Since the beginning of March, 10,000 cubic metres of rubbish—enough to fill four Olympic swimming pools—have been collected from the water, according to the Ha Long Bay management board.
The trash problem has been particularly acute over the past two months, as a scheme to replace styrofoam buoys at fish farms with more sustainable alternatives backfired and fishermen chucked their redundant polystyrene into the sea.
Authorities ordered 20 barges, eight boats and a team of dozens of people to launch a clean-up, state media said.
Do Tien Thanh, a conservationist at the Ha Long Bay Management Department, said the buoys were a short-term issue but admitted: "Ha Long Bay... is under pressure".
More than seven million visitors came to visit the spectacular limestone karsts of Ha Long Bay, on Vietnam's northeastern coast, in 2022.
Authorities hope that number will jump to eight and a half million this year.
But the site's popularity, and the subsequent rapid growth of Ha Long City—which is now home to a cable car, amusement park, luxury hotels and thousands of new homes—have severely damaged its ecosystem.
Conservationists estimate there were originally around 234 types of coral in the bay—now the number is around half.
There have been signs of recovery in the past decade, with coral coverage slowly increasing again and dolphins—pushed out of the bay a decade ago—coming back in small numbers, as a ban on fishing in the core parts of the heritage site expanded their food source.
But the waste, both plastic and human, is still a huge concern.
"There are so many big residential areas near Ha Long Bay," said conservationist Thanh.
"The domestic waste from these areas, if not dealt with properly, greatly impacts the ecological system, which includes the coral reefs.
"Ha Long City can now handle just over 40 percent of its wastewater."
Single-use plastic is now banned on tourist boats, and the Ha Long Bay management board says general plastic use on board is down 90 percent from its peak.
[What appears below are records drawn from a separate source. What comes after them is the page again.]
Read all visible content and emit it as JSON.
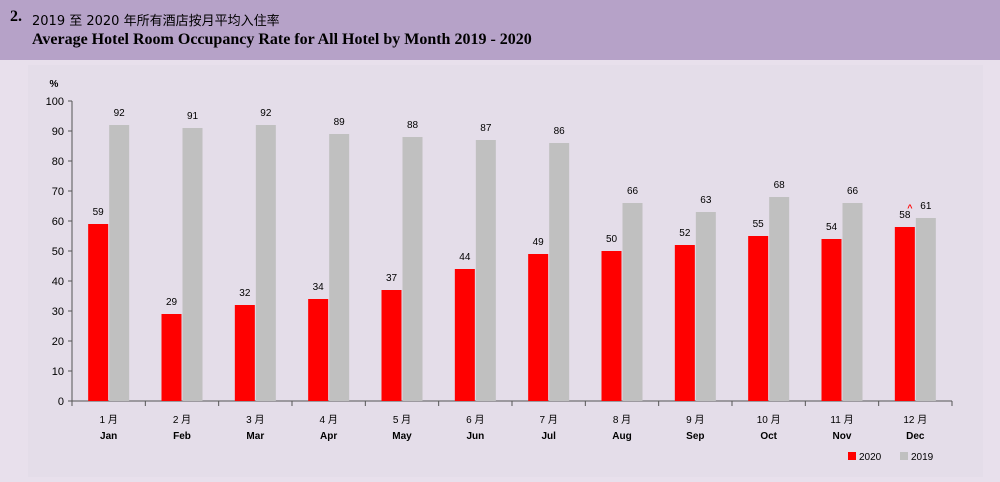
{
  "header": {
    "number": "2.",
    "title_zh": "2019 至 2020 年所有酒店按月平均入住率",
    "title_en": "Average Hotel Room Occupancy Rate for All Hotel by Month 2019 - 2020"
  },
  "colors": {
    "series_2020": "#ff0000",
    "series_2019": "#c0c0c0",
    "header_bg": "#b6a2c8",
    "plot_bg": "#e8e0ec"
  },
  "chart_data": {
    "type": "bar",
    "title": "Average Hotel Room Occupancy Rate for All Hotel by Month 2019 - 2020",
    "ylabel": "%",
    "xlabel": "",
    "ylim": [
      0,
      100
    ],
    "yticks": [
      0,
      10,
      20,
      30,
      40,
      50,
      60,
      70,
      80,
      90,
      100
    ],
    "grid": false,
    "legend_position": "bottom-right",
    "categories_zh": [
      "1 月",
      "2 月",
      "3 月",
      "4 月",
      "5 月",
      "6 月",
      "7 月",
      "8 月",
      "9 月",
      "10 月",
      "11 月",
      "12 月"
    ],
    "categories": [
      "Jan",
      "Feb",
      "Mar",
      "Apr",
      "May",
      "Jun",
      "Jul",
      "Aug",
      "Sep",
      "Oct",
      "Nov",
      "Dec"
    ],
    "series": [
      {
        "name": "2020",
        "color": "#ff0000",
        "values": [
          59,
          29,
          32,
          34,
          37,
          44,
          49,
          50,
          52,
          55,
          54,
          58
        ]
      },
      {
        "name": "2019",
        "color": "#c0c0c0",
        "values": [
          92,
          91,
          92,
          89,
          88,
          87,
          86,
          66,
          63,
          68,
          66,
          61
        ]
      }
    ],
    "annotations": [
      {
        "category": "Dec",
        "series": "2020",
        "text": "^"
      }
    ]
  }
}
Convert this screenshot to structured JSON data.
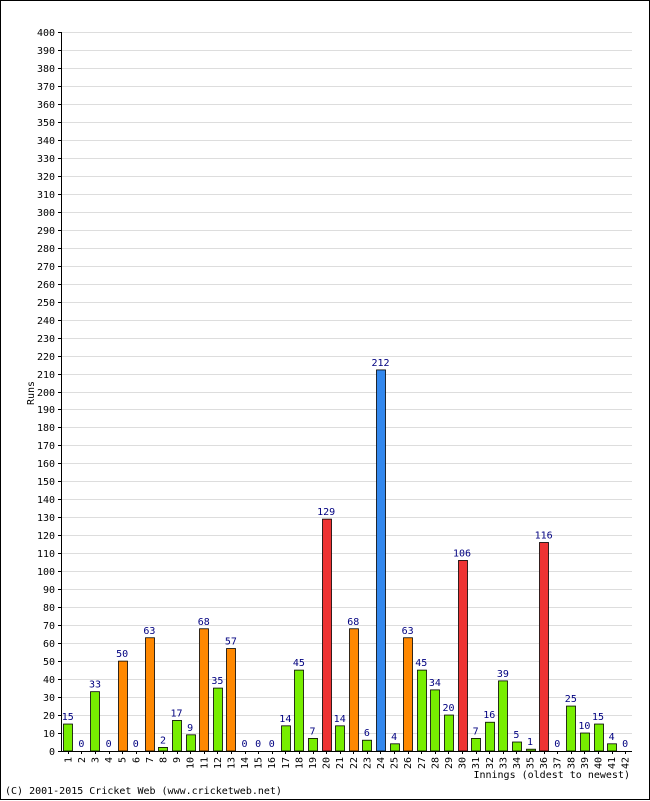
{
  "chart_data": {
    "type": "bar",
    "ylabel": "Runs",
    "xlabel": "Innings (oldest to newest)",
    "ylim": [
      0,
      400
    ],
    "y_ticks": [
      "0",
      "10",
      "20",
      "30",
      "40",
      "50",
      "60",
      "70",
      "80",
      "90",
      "100",
      "110",
      "120",
      "130",
      "140",
      "150",
      "160",
      "170",
      "180",
      "190",
      "200",
      "210",
      "220",
      "230",
      "240",
      "250",
      "260",
      "270",
      "280",
      "290",
      "300",
      "310",
      "320",
      "330",
      "340",
      "350",
      "360",
      "370",
      "380",
      "390",
      "400"
    ],
    "grid": true,
    "categories": [
      "1",
      "2",
      "3",
      "4",
      "5",
      "6",
      "7",
      "8",
      "9",
      "10",
      "11",
      "12",
      "13",
      "14",
      "15",
      "16",
      "17",
      "18",
      "19",
      "20",
      "21",
      "22",
      "23",
      "24",
      "25",
      "26",
      "27",
      "28",
      "29",
      "30",
      "31",
      "32",
      "33",
      "34",
      "35",
      "36",
      "37",
      "38",
      "39",
      "40",
      "41",
      "42"
    ],
    "values": [
      15,
      0,
      33,
      0,
      50,
      0,
      63,
      2,
      17,
      9,
      68,
      35,
      57,
      0,
      0,
      0,
      14,
      45,
      7,
      129,
      14,
      68,
      6,
      212,
      4,
      63,
      45,
      34,
      20,
      106,
      7,
      16,
      39,
      5,
      1,
      116,
      0,
      25,
      10,
      15,
      4,
      0
    ],
    "bar_colors": [
      "#77ee00",
      "#77ee00",
      "#77ee00",
      "#77ee00",
      "#ff8800",
      "#77ee00",
      "#ff8800",
      "#77ee00",
      "#77ee00",
      "#77ee00",
      "#ff8800",
      "#77ee00",
      "#ff8800",
      "#77ee00",
      "#77ee00",
      "#77ee00",
      "#77ee00",
      "#77ee00",
      "#77ee00",
      "#ee3333",
      "#77ee00",
      "#ff8800",
      "#77ee00",
      "#3388ee",
      "#77ee00",
      "#ff8800",
      "#77ee00",
      "#77ee00",
      "#77ee00",
      "#ee3333",
      "#77ee00",
      "#77ee00",
      "#77ee00",
      "#77ee00",
      "#77ee00",
      "#ee3333",
      "#77ee00",
      "#77ee00",
      "#77ee00",
      "#77ee00",
      "#77ee00",
      "#77ee00"
    ],
    "value_label_color": "#000080"
  },
  "footer": {
    "copyright": "(C) 2001-2015 Cricket Web (www.cricketweb.net)"
  }
}
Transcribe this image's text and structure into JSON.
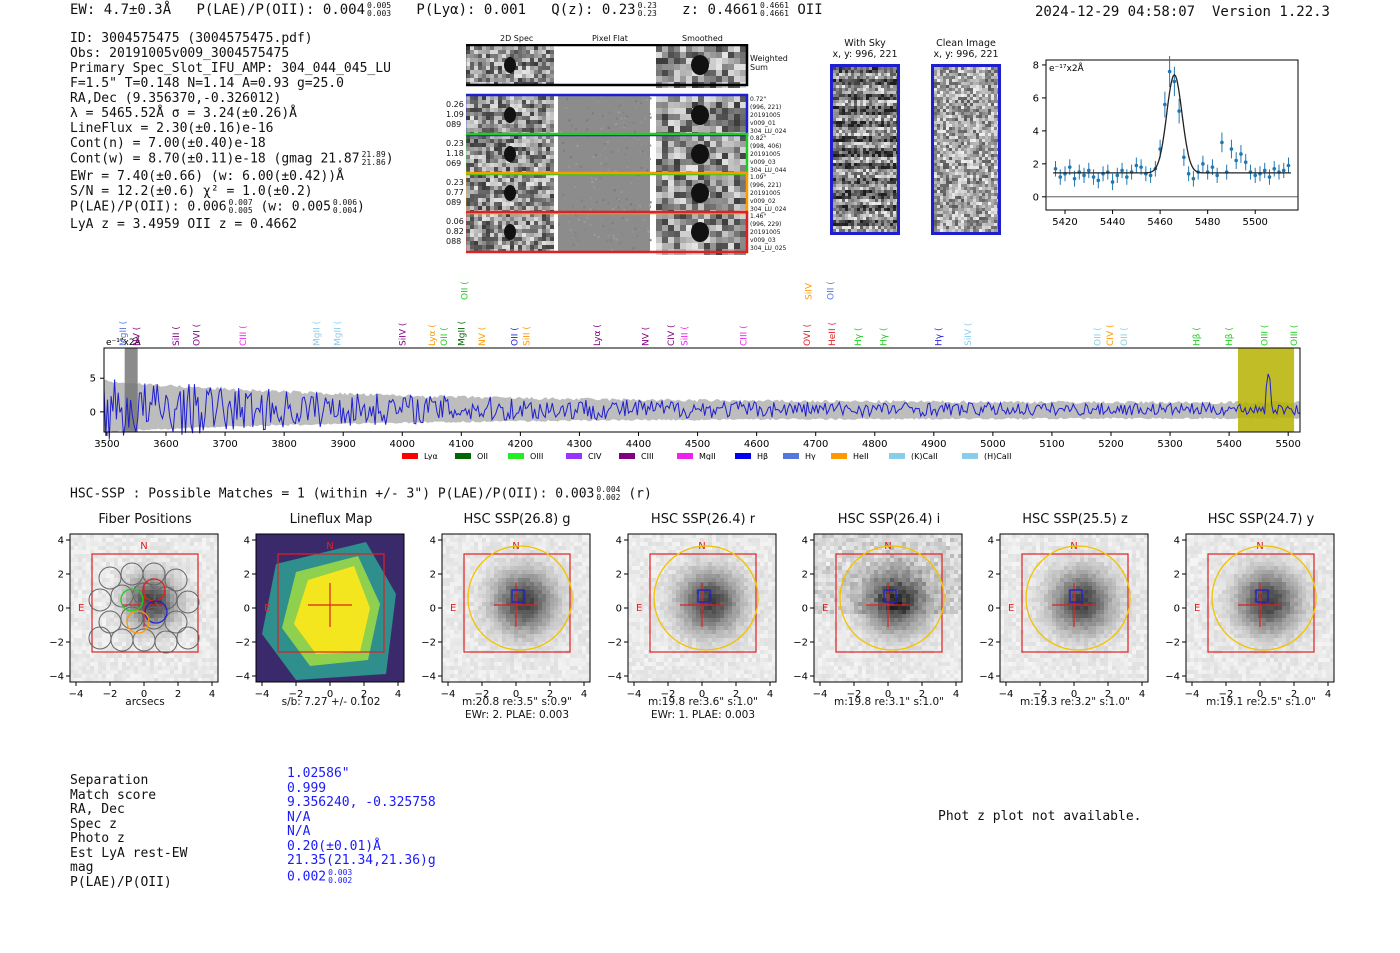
{
  "header": {
    "ew": "EW: 4.7±0.3Å",
    "plae_label": "P(LAE)/P(OII): 0.004",
    "plae_hi": "0.005",
    "plae_lo": "0.003",
    "plya": "P(Lyα): 0.001",
    "qz_label": "Q(z): 0.23",
    "qz_hi": "0.23",
    "qz_lo": "0.23",
    "z_label": "z: 0.4661",
    "z_hi": "0.4661",
    "z_lo": "0.4661",
    "z_line": "OII",
    "timestamp": "2024-12-29 04:58:07",
    "version": "Version 1.22.3"
  },
  "info": {
    "id": "ID: 3004575475 (3004575475.pdf)",
    "obs": "Obs: 20191005v009_3004575475",
    "primary": "Primary Spec_Slot_IFU_AMP: 304_044_045_LU",
    "params": "F=1.5\"  T=0.148  N=1.14  A=0.93  g=25.0",
    "radec": "RA,Dec (9.356370,-0.326012)",
    "lambda": "λ = 5465.52Å  σ = 3.24(±0.26)Å",
    "lineflux": "LineFlux = 2.30(±0.16)e-16",
    "contn": "Cont(n) = 7.00(±0.40)e-18",
    "contw": "Cont(w) = 8.70(±0.11)e-18 (gmag 21.87",
    "contw_hi": "21.89",
    "contw_lo": "21.86",
    "contw_end": ")",
    "ewr": "EWr = 7.40(±0.66) (w: 6.00(±0.42))Å",
    "sn": "S/N = 12.2(±0.6)  χ² = 1.0(±0.2)",
    "plae": "P(LAE)/P(OII): 0.006",
    "plae_hi": "0.007",
    "plae_lo": "0.005",
    "plae_w": "(w: 0.005",
    "plae_w_hi": "0.006",
    "plae_w_lo": "0.004",
    "plae_w_end": ")",
    "lya_z": "LyA z = 3.4959  OII z = 0.4662"
  },
  "cutouts": {
    "col_titles": [
      "2D Spec",
      "Pixel Flat",
      "Smoothed"
    ],
    "weighted_sum": [
      "Weighted",
      "Sum"
    ],
    "rows": [
      {
        "left": [
          "0.26",
          "1.09",
          "089"
        ],
        "right": [
          "0.72\"",
          "(996, 221)",
          "20191005",
          "v009_01",
          "304_LU_024"
        ],
        "color": "#1f1fd0"
      },
      {
        "left": [
          "0.23",
          "1.18",
          "069"
        ],
        "right": [
          "0.82\"",
          "(998, 406)",
          "20191005",
          "v009_03",
          "304_LU_044"
        ],
        "color": "#22cc22"
      },
      {
        "left": [
          "0.23",
          "0.77",
          "089"
        ],
        "right": [
          "1.09\"",
          "(996, 221)",
          "20191005",
          "v009_02",
          "304_LU_024"
        ],
        "color": "#ff9900"
      },
      {
        "left": [
          "0.06",
          "0.82",
          "088"
        ],
        "right": [
          "1.46\"",
          "(996, 229)",
          "20191005",
          "v009_03",
          "304_LU_025"
        ],
        "color": "#dd2222"
      }
    ]
  },
  "sky": {
    "with_sky_title": "With Sky",
    "with_sky_xy": "x, y: 996, 221",
    "clean_title": "Clean Image",
    "clean_xy": "x, y: 996, 221"
  },
  "chart_data": [
    {
      "type": "line",
      "title": "",
      "ylabel": "e⁻¹⁷x2Å",
      "xlim": [
        5412,
        5518
      ],
      "ylim": [
        -0.8,
        8.3
      ],
      "xticks": [
        5420,
        5440,
        5460,
        5480,
        5500
      ],
      "yticks": [
        0,
        2,
        4,
        6,
        8
      ],
      "series": [
        {
          "kind": "points",
          "x": [
            5416,
            5418,
            5420,
            5422,
            5424,
            5426,
            5428,
            5430,
            5432,
            5434,
            5436,
            5438,
            5440,
            5442,
            5444,
            5446,
            5448,
            5450,
            5452,
            5454,
            5456,
            5458,
            5460,
            5462,
            5464,
            5466,
            5468,
            5470,
            5472,
            5474,
            5476,
            5478,
            5480,
            5482,
            5484,
            5486,
            5488,
            5490,
            5492,
            5494,
            5496,
            5498,
            5500,
            5502,
            5504,
            5506,
            5508,
            5510,
            5512,
            5514
          ],
          "y": [
            1.7,
            1.2,
            1.4,
            1.8,
            1.1,
            1.5,
            1.3,
            1.6,
            1.2,
            1.0,
            1.4,
            1.5,
            0.9,
            1.3,
            1.6,
            1.2,
            1.5,
            1.9,
            1.8,
            1.4,
            1.3,
            1.7,
            2.9,
            5.6,
            7.6,
            7.0,
            5.2,
            2.4,
            1.4,
            1.1,
            1.5,
            2.0,
            1.5,
            1.8,
            1.3,
            3.3,
            1.5,
            2.9,
            2.2,
            2.6,
            2.1,
            1.5,
            1.3,
            1.4,
            1.6,
            1.2,
            1.7,
            1.5,
            1.6,
            1.9
          ]
        },
        {
          "kind": "fit",
          "center": 5466,
          "sigma": 3.2,
          "amp": 5.95,
          "base": 1.45
        }
      ]
    },
    {
      "type": "line",
      "title": "",
      "ylabel": "e⁻¹⁷x2Å",
      "xlim": [
        3495,
        5520
      ],
      "ylim": [
        -3.0,
        9.5
      ],
      "xticks": [
        3500,
        3600,
        3700,
        3800,
        3900,
        4000,
        4100,
        4200,
        4300,
        4400,
        4500,
        4600,
        4700,
        4800,
        4900,
        5000,
        5100,
        5200,
        5300,
        5400,
        5500
      ],
      "yticks": [
        0,
        5
      ],
      "highlights": [
        {
          "from": 3530,
          "to": 3552,
          "color": "#777777"
        },
        {
          "from": 5415,
          "to": 5510,
          "color": "#b5b100"
        }
      ],
      "line_labels": [
        {
          "name": "MgII",
          "x": 3527,
          "color": "#5577dd",
          "row": 0
        },
        {
          "name": "NV",
          "x": 3550,
          "color": "#800080",
          "row": 0
        },
        {
          "name": "SiII",
          "x": 3617,
          "color": "#800080",
          "row": 0
        },
        {
          "name": "OVI",
          "x": 3652,
          "color": "#800080",
          "row": 0
        },
        {
          "name": "CIII",
          "x": 3730,
          "color": "#ee22ee",
          "row": 0
        },
        {
          "name": "MgII",
          "x": 3855,
          "color": "#87ceeb",
          "row": 0
        },
        {
          "name": "MgII",
          "x": 3890,
          "color": "#87ceeb",
          "row": 0
        },
        {
          "name": "SiIV",
          "x": 4000,
          "color": "#800080",
          "row": 0
        },
        {
          "name": "Lyα",
          "x": 4050,
          "color": "#ff9900",
          "row": 0
        },
        {
          "name": "OII",
          "x": 4071,
          "color": "#22cc22",
          "row": 0
        },
        {
          "name": "OII",
          "x": 4105,
          "color": "#22cc22",
          "row": 1
        },
        {
          "name": "MgII",
          "x": 4100,
          "color": "#006600",
          "row": 0
        },
        {
          "name": "NV",
          "x": 4135,
          "color": "#ff9900",
          "row": 0
        },
        {
          "name": "OII",
          "x": 4190,
          "color": "#1f1fd0",
          "row": 0
        },
        {
          "name": "SiII",
          "x": 4210,
          "color": "#ff9900",
          "row": 0
        },
        {
          "name": "Lyα",
          "x": 4330,
          "color": "#800080",
          "row": 0
        },
        {
          "name": "NV",
          "x": 4412,
          "color": "#800080",
          "row": 0
        },
        {
          "name": "CIV",
          "x": 4455,
          "color": "#800080",
          "row": 0
        },
        {
          "name": "SiII",
          "x": 4478,
          "color": "#ee22ee",
          "row": 0
        },
        {
          "name": "CIII",
          "x": 4578,
          "color": "#ee22ee",
          "row": 0
        },
        {
          "name": "OVI",
          "x": 4685,
          "color": "#dd2222",
          "row": 0
        },
        {
          "name": "SiIV",
          "x": 4688,
          "color": "#ff9900",
          "row": 1
        },
        {
          "name": "OII",
          "x": 4725,
          "color": "#5577dd",
          "row": 1
        },
        {
          "name": "HeII",
          "x": 4728,
          "color": "#dd2222",
          "row": 0
        },
        {
          "name": "Hγ",
          "x": 4772,
          "color": "#22cc22",
          "row": 0
        },
        {
          "name": "Hγ",
          "x": 4815,
          "color": "#22cc22",
          "row": 0
        },
        {
          "name": "Hγ",
          "x": 4908,
          "color": "#1f1fd0",
          "row": 0
        },
        {
          "name": "SiIV",
          "x": 4958,
          "color": "#87ceeb",
          "row": 0
        },
        {
          "name": "OII",
          "x": 5177,
          "color": "#87ceeb",
          "row": 0
        },
        {
          "name": "CIV",
          "x": 5198,
          "color": "#ff9900",
          "row": 0
        },
        {
          "name": "OII",
          "x": 5222,
          "color": "#87ceeb",
          "row": 0
        },
        {
          "name": "Hβ",
          "x": 5345,
          "color": "#22cc22",
          "row": 0
        },
        {
          "name": "Hβ",
          "x": 5400,
          "color": "#22cc22",
          "row": 0
        },
        {
          "name": "OIII",
          "x": 5460,
          "color": "#22cc22",
          "row": 0
        },
        {
          "name": "OIII",
          "x": 5510,
          "color": "#22cc22",
          "row": 0
        }
      ],
      "legend": [
        {
          "name": "Lyα",
          "color": "#ff0000"
        },
        {
          "name": "OII",
          "color": "#006600"
        },
        {
          "name": "OIII",
          "color": "#22ee22"
        },
        {
          "name": "CIV",
          "color": "#9933ff"
        },
        {
          "name": "CIII",
          "color": "#800080"
        },
        {
          "name": "MgII",
          "color": "#ee22ee"
        },
        {
          "name": "Hβ",
          "color": "#0000ee"
        },
        {
          "name": "Hγ",
          "color": "#5577dd"
        },
        {
          "name": "HeII",
          "color": "#ff9900"
        },
        {
          "name": "(K)CaII",
          "color": "#87ceeb"
        },
        {
          "name": "(H)CaII",
          "color": "#87ceeb"
        }
      ]
    }
  ],
  "hsc": {
    "summary": "HSC-SSP : Possible Matches = 1 (within +/- 3\")  P(LAE)/P(OII): 0.003",
    "summary_hi": "0.004",
    "summary_lo": "0.002",
    "summary_end": "(r)",
    "panels": [
      {
        "title": "Fiber Positions",
        "cap1": "arcsecs",
        "cap2": "",
        "kind": "fiber"
      },
      {
        "title": "Lineflux Map",
        "cap1": "s/b: 7.27 +/- 0.102",
        "cap2": "",
        "kind": "flux"
      },
      {
        "title": "HSC SSP(26.8) g",
        "cap1": "m:20.8  re:3.5\"  s:0.9\"",
        "cap2": "EWr: 2. PLAE: 0.003",
        "kind": "hsc"
      },
      {
        "title": "HSC SSP(26.4) r",
        "cap1": "m:19.8  re:3.6\"  s:1.0\"",
        "cap2": "EWr: 1. PLAE: 0.003",
        "kind": "hsc"
      },
      {
        "title": "HSC SSP(26.4) i",
        "cap1": "m:19.8  re:3.1\"  s:1.0\"",
        "cap2": "",
        "kind": "hsc"
      },
      {
        "title": "HSC SSP(25.5) z",
        "cap1": "m:19.3  re:3.2\"  s:1.0\"",
        "cap2": "",
        "kind": "hsc"
      },
      {
        "title": "HSC SSP(24.7) y",
        "cap1": "m:19.1  re:2.5\"  s:1.0\"",
        "cap2": "",
        "kind": "hsc"
      }
    ],
    "axis_ticks": [
      "4",
      "2",
      "0",
      "−2",
      "−4"
    ],
    "x_ticks": [
      "−4",
      "−2",
      "0",
      "2",
      "4"
    ],
    "north": "N",
    "east": "E"
  },
  "match": {
    "keys": [
      "Separation",
      "Match score",
      "RA, Dec",
      "Spec z",
      "Photo z",
      "Est LyA rest-EW",
      "mag",
      "P(LAE)/P(OII)"
    ],
    "values": [
      "1.02586\"",
      "0.999",
      "9.356240, -0.325758",
      "N/A",
      "N/A",
      "0.20(±0.01)Å",
      "21.35(21.34,21.36)g",
      "0.002"
    ],
    "plae_hi": "0.003",
    "plae_lo": "0.002",
    "photz_note": "Phot z plot not available."
  }
}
But trash generated onshore still lines parts of the beach, with a team of rubbish collectors not able to block the eyesore from tourists.
'Plastic pollution crisis'
Pham Van Tu, a local resident and freelance tour guide, said he had received a lot of complaints from visitors.
"They read in the media that Ha Long Bay is beautiful, but when they saw a lot of floating trash, they didn't want to swim or go canoeing and they hesitated to tell their friends and family to visit," he said.
Rapid economic growth, urbanisation and changing lifestyles in communist Vietnam have led to a "plastic pollution crisis", according to the World Bank.
A report in 2022 estimated 3.1 million tonnes of plastic waste are generated every year, with at least 10 percent leaking into the waterways, making Vietnam one of the top five plastic polluters of the world's oceans.
The volume of leakage could more than double by 2030, the World Bank warns.
Larissa Helfer, 21, who travelled to Vietnam from her home in Germany, said Ha Long Bay was beautiful but the trash problem would be one of her strongest memories of the trip.
"Normally you (might say) 'Look at the view! Look at the fishing villages!" she told AFP.
But here "you have to talk about the trash, (you say) 'oh god... look at the plastic bottles and things in the sea.' And it makes you sad."
Thinh, the trash collector, grew up in Ha Long and remembers a very different bay.
"It didn't look so terrible," she said.
"Of course, a lot of work makes me tired and irritated," she admitted. "But we must do our work."